Pascham Bistro’da Alman ve Türk bayrağı asılı. Büfe çok iyi işliyor. “Döner burada insanları kaynaştırma rolü oynamış” diye düşünüyorum.
ÇAĞIN GERİSİNDE
Bad Doberan ve Wismar çevresinde bulunan küçük köylere de girip çıkmayı ihmal etmiyorum. Bad Doberan ve çevresindeki köylerde dikkat çeken unsur itfaiyelerin yazı karakterleri. Wismar’a yaklaşık 10 kilometre uzaklıktaki Barnekow Köyü itfaiyesi hemen yolun yanında. Duvarları rengarenk boyanmış. Kuruluş yılı 1923.

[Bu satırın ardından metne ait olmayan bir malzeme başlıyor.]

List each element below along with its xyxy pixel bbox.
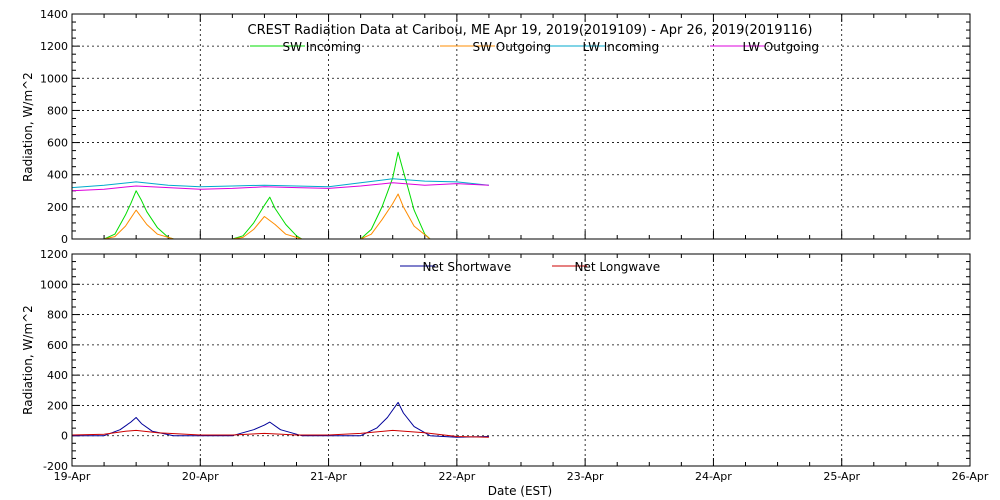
x-tick-label: 20-Apr <box>182 470 219 483</box>
y-tick-labels-top: 0 200 400 600 800 1000 1200 1400 <box>40 8 68 246</box>
series-line-net-shortwave <box>72 401 489 438</box>
y-tick-label: 400 <box>47 369 68 382</box>
x-axis-label: Date (EST) <box>488 484 552 498</box>
legend-label-sw-incoming: SW Incoming <box>283 40 362 54</box>
y-tick-label: 1000 <box>40 278 68 291</box>
y-axis-label-bottom: Radiation, W/m^2 <box>21 305 35 415</box>
y-tick-label: 800 <box>47 309 68 322</box>
y-tick-label: 600 <box>47 339 68 352</box>
legend-top: SW Incoming SW Outgoing LW Incoming LW Outg… <box>250 40 819 54</box>
y-tick-label: 800 <box>47 104 68 117</box>
y-tick-label: 1400 <box>40 8 68 21</box>
y-tick-label: 200 <box>47 399 68 412</box>
y-tick-label: 1200 <box>40 248 68 261</box>
series-line-sw-incoming <box>103 151 431 240</box>
chart-title: CREST Radiation Data at Caribou, ME Apr … <box>248 23 813 38</box>
x-tick-label: 21-Apr <box>310 470 347 483</box>
plot-frame-top <box>71 13 971 240</box>
x-tick-label: 22-Apr <box>438 470 475 483</box>
series-group-top <box>71 151 489 240</box>
y-axis-label-top: Radiation, W/m^2 <box>21 72 35 182</box>
x-tick-label: 23-Apr <box>567 470 604 483</box>
chart-panel-bottom: Net Shortwave Net Longwave -200 0 200 400 600… <box>21 248 989 498</box>
y-tick-label: 200 <box>47 201 68 214</box>
x-tick-label: 25-Apr <box>823 470 860 483</box>
x-tick-label: 24-Apr <box>695 470 732 483</box>
legend-label-net-longwave: Net Longwave <box>575 260 661 274</box>
legend-label-sw-outgoing: SW Outgoing <box>473 40 552 54</box>
chart-panel-top: CREST Radiation Data at Caribou, ME Apr … <box>21 8 971 246</box>
y-tick-label: 1000 <box>40 72 68 85</box>
ticks-top <box>71 13 971 240</box>
y-tick-label: -200 <box>43 460 68 473</box>
ticks-bottom <box>71 253 971 467</box>
series-group-bottom <box>71 401 489 438</box>
y-tick-label: 0 <box>61 233 68 246</box>
y-tick-labels-bottom: -200 0 200 400 600 800 1000 1200 <box>40 248 68 473</box>
grid-bottom <box>72 254 970 466</box>
legend-label-lw-outgoing: LW Outgoing <box>743 40 820 54</box>
x-tick-label: 19-Apr <box>54 470 91 483</box>
y-tick-label: 400 <box>47 169 68 182</box>
series-line-sw-outgoing <box>103 193 431 240</box>
x-tick-label: 26-Apr <box>952 470 989 483</box>
series-line-lw-outgoing <box>71 182 489 192</box>
y-tick-label: 600 <box>47 137 68 150</box>
series-line-net-longwave <box>71 429 489 438</box>
plot-frame-bottom <box>71 253 971 467</box>
series-line-lw-incoming <box>71 178 489 189</box>
legend-label-lw-incoming: LW Incoming <box>583 40 660 54</box>
y-tick-label: 1200 <box>40 40 68 53</box>
y-tick-label: 0 <box>61 430 68 443</box>
legend-label-net-shortwave: Net Shortwave <box>423 260 512 274</box>
legend-bottom: Net Shortwave Net Longwave <box>400 260 660 274</box>
x-tick-labels: 19-Apr 20-Apr 21-Apr 22-Apr 23-Apr 24-Apr 25-A… <box>54 470 989 483</box>
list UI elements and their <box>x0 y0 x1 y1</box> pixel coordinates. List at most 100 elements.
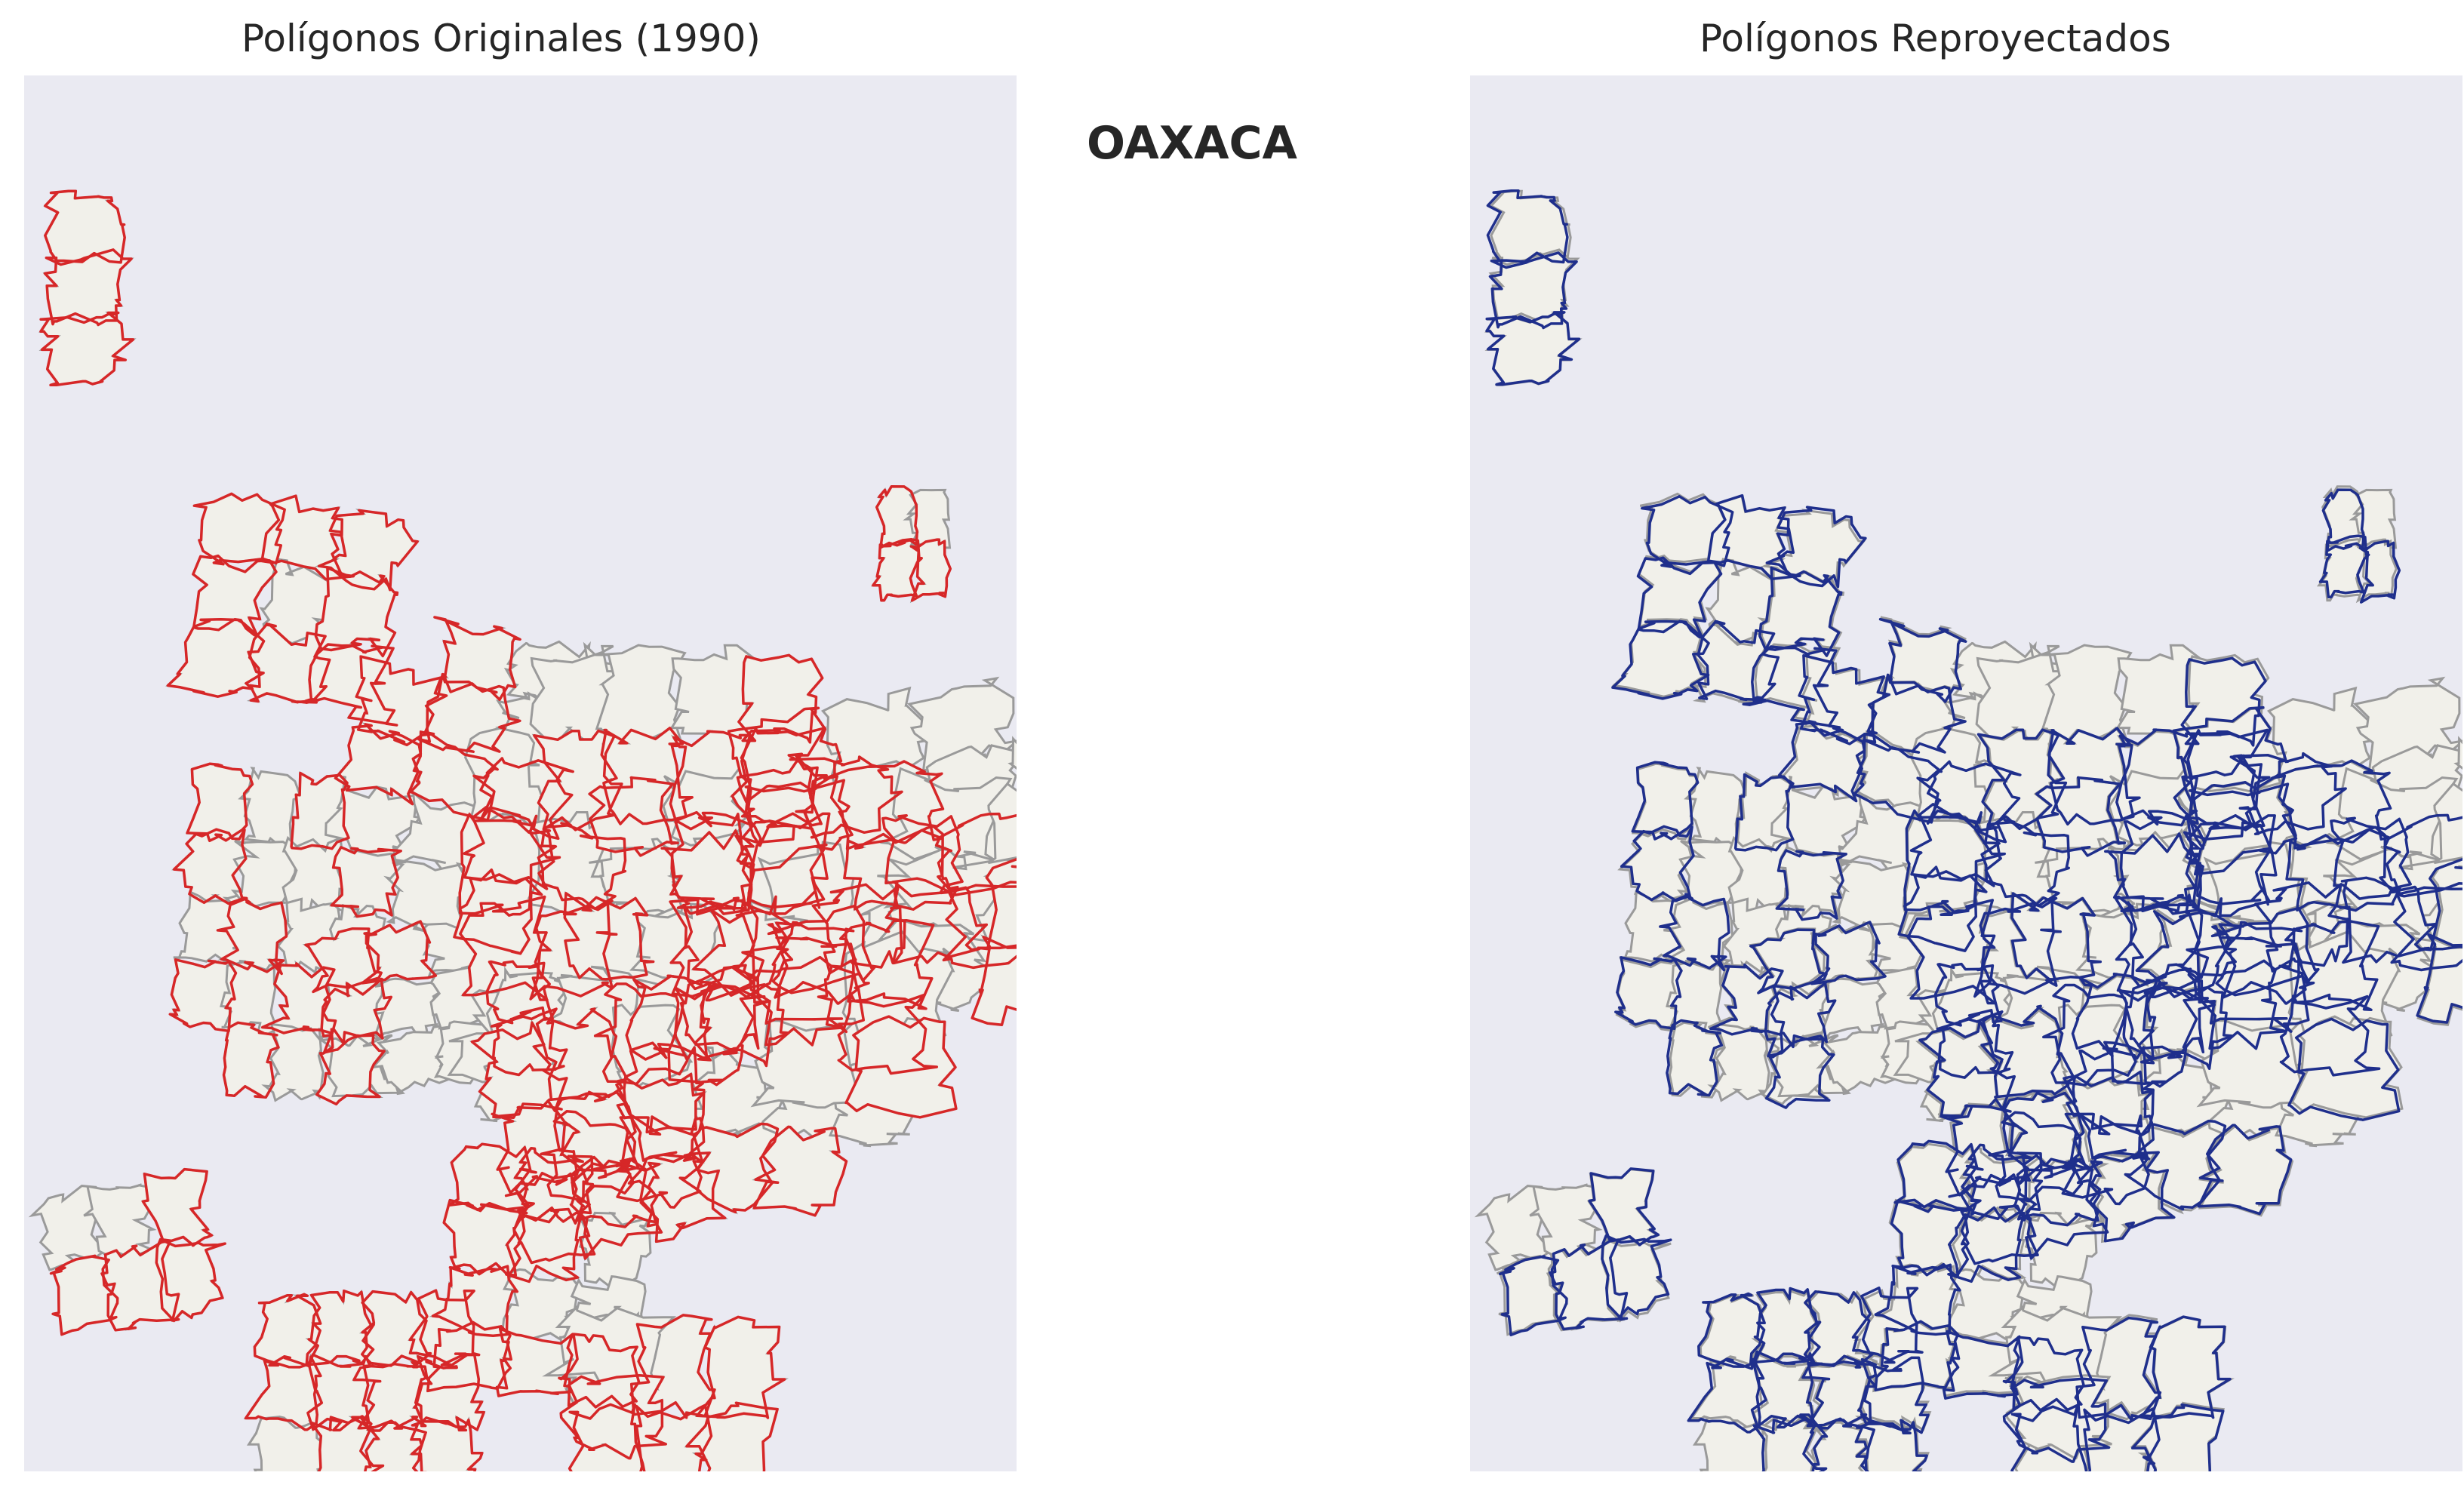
original-polygon-outline <box>540 1110 635 1201</box>
reprojected-polygon-outline <box>1801 1360 1878 1428</box>
original-polygon-outline <box>299 643 398 727</box>
reprojected-polygon-outline <box>2188 782 2298 876</box>
reprojected-polygon-outline <box>2104 832 2197 915</box>
original-polygon-outline <box>843 825 959 911</box>
reprojected-polygon-outline <box>1687 1357 1765 1434</box>
reprojected-polygon-outline <box>1764 981 1837 1058</box>
base-polygons-layer <box>1474 189 2462 1471</box>
original-polygon-outline <box>222 1021 280 1099</box>
original-polygon-outline <box>744 779 854 872</box>
reprojected-polygon-outline <box>1947 1206 2026 1283</box>
reprojected-polygon-outline <box>1765 506 1867 589</box>
original-polygon-outline <box>216 896 288 976</box>
reprojected-polygon-outline <box>1601 1234 1672 1319</box>
original-polygon-outline <box>417 672 521 753</box>
reprojected-polygon-outline <box>1909 803 2002 887</box>
original-polygons-map <box>24 75 1017 1471</box>
base-polygon <box>750 1019 859 1109</box>
original-polygon-outline <box>568 1403 646 1471</box>
original-polygon-outline <box>330 846 402 918</box>
original-polygon-outline <box>752 936 870 1034</box>
reprojected-polygon-outline <box>2287 1017 2401 1121</box>
reprojected-polygon-outline <box>1856 1356 1930 1434</box>
base-polygon <box>844 1015 958 1119</box>
reprojected-polygon-outline <box>2124 967 2216 1059</box>
original-polygon-outline <box>39 311 135 387</box>
reprojected-polygon-outline <box>1549 1238 1629 1331</box>
original-polygon-outline <box>314 567 399 658</box>
reprojected-polygon-outline <box>1752 1418 1828 1471</box>
original-polygon-outline <box>44 189 126 264</box>
original-polygon-outline <box>588 776 679 857</box>
base-polygon <box>2424 858 2462 951</box>
original-polygon-outline <box>574 1155 661 1228</box>
reprojected-polygon-outline <box>1874 1263 1961 1336</box>
original-polygon-outline <box>505 1206 583 1283</box>
original-polygon-outline <box>767 904 876 995</box>
original-polygon-outline <box>433 616 521 701</box>
base-polygon <box>578 1211 652 1289</box>
reprojected-polygons-map <box>1470 75 2462 1471</box>
reprojected-polygon-outline <box>2254 881 2349 973</box>
figure-title: OAXACA <box>1087 117 1297 170</box>
outline-polygons-layer <box>39 189 1017 1471</box>
original-polygon-outline <box>306 1290 375 1366</box>
original-polygon-outline <box>260 962 337 1035</box>
reprojected-polygon-outline <box>2002 1377 2111 1463</box>
original-polygon-outline <box>682 896 765 991</box>
original-polygon-outline <box>837 992 939 1075</box>
reprojected-polygon-outline <box>1697 1292 1766 1368</box>
base-polygon <box>1829 859 1920 932</box>
reprojected-polygon-outline <box>1878 617 1967 703</box>
original-polygon-outline <box>100 1239 180 1332</box>
base-polygon <box>140 1168 214 1247</box>
original-polygon-outline <box>172 828 248 905</box>
original-polygon-outline <box>320 977 393 1054</box>
reprojected-polygon-outline <box>1918 1019 2016 1117</box>
original-polygon-outline <box>875 484 919 549</box>
reprojected-polygon-outline <box>2130 1403 2225 1471</box>
original-polygon-outline <box>752 1125 848 1217</box>
reprojected-polygon-outline <box>2076 1151 2176 1243</box>
reprojected-polygon-outline <box>1696 619 1780 702</box>
reprojected-polygon-outline <box>2141 1315 2232 1419</box>
reprojected-polygon-outline <box>1742 645 1841 729</box>
reprojected-polygon-outline <box>2042 983 2137 1087</box>
reprojected-polygon-outline <box>2192 959 2288 1050</box>
reprojected-polygon-outline <box>1631 761 1700 841</box>
base-polygon <box>2323 847 2462 943</box>
original-polygon-outline <box>304 927 383 994</box>
original-polygon-outline <box>691 1122 780 1214</box>
original-polygon-outline <box>600 727 694 825</box>
reprojected-polygon-outline <box>1936 1010 2014 1079</box>
original-polygon-outline <box>141 1167 214 1247</box>
reprojected-polygon-outline <box>2383 813 2462 898</box>
original-polygon-outline <box>695 1315 786 1419</box>
reprojected-polygon-outline <box>2136 985 2233 1071</box>
original-polygon-outline <box>909 538 952 602</box>
original-polygon-outline <box>774 921 859 1005</box>
original-polygon-outline <box>459 895 549 1001</box>
original-polygons-svg <box>28 189 1017 1471</box>
reprojected-polygon-outline <box>1980 819 2070 907</box>
reprojected-polygon-outline <box>1752 1287 1822 1364</box>
original-polygon-outline <box>537 822 627 910</box>
original-polygon-outline <box>355 655 448 747</box>
base-polygon <box>2024 1211 2098 1289</box>
original-polygon-outline <box>410 1419 484 1471</box>
reprojected-polygon-outline <box>2210 906 2320 997</box>
reprojected-polygon-outline <box>2197 1124 2293 1216</box>
reprojected-polygon-outline <box>1982 1004 2075 1099</box>
original-polygon-outline <box>408 1289 481 1366</box>
reprojected-polygon-outline <box>1943 1330 2021 1400</box>
original-polygon-outline <box>872 538 923 602</box>
outline-polygons-layer <box>1485 189 2462 1471</box>
reprojected-polygon-outline <box>1854 1421 1928 1471</box>
original-polygon-outline <box>563 892 655 981</box>
original-polygon-outline <box>351 1416 427 1471</box>
original-polygon-outline <box>431 1265 519 1338</box>
original-polygon-outline <box>740 727 828 827</box>
reprojected-polygon-outline <box>1940 1105 2028 1197</box>
reprojected-polygon-outline <box>2358 540 2401 604</box>
reprojected-polygon-outline <box>2172 706 2287 803</box>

Hemen dibinde otobüs durağı var. Otobüs durağının üç köşesine, “Federal Almanya yerine özgürlük” yazısı yazılmış. Durağın tavanına çok sayıda gamalı haç çizilmiş. Bu otobüs durağının hemen yanı başında ırkçılığı lanetleyen dernekler de, “Kentinizi yenileyin. Irkçılığa son verin” sloganlarıyla çalışıyor.
Sonuç: Eski Doğu Almanya halen çağı yakalayamamış, çok geriden takip ediyor dünyayı. Eskiye nazaran olumlu gelişmeler de var. Ancak Batı’yı yakalaması daha uzun yıllar alacağa benziyor.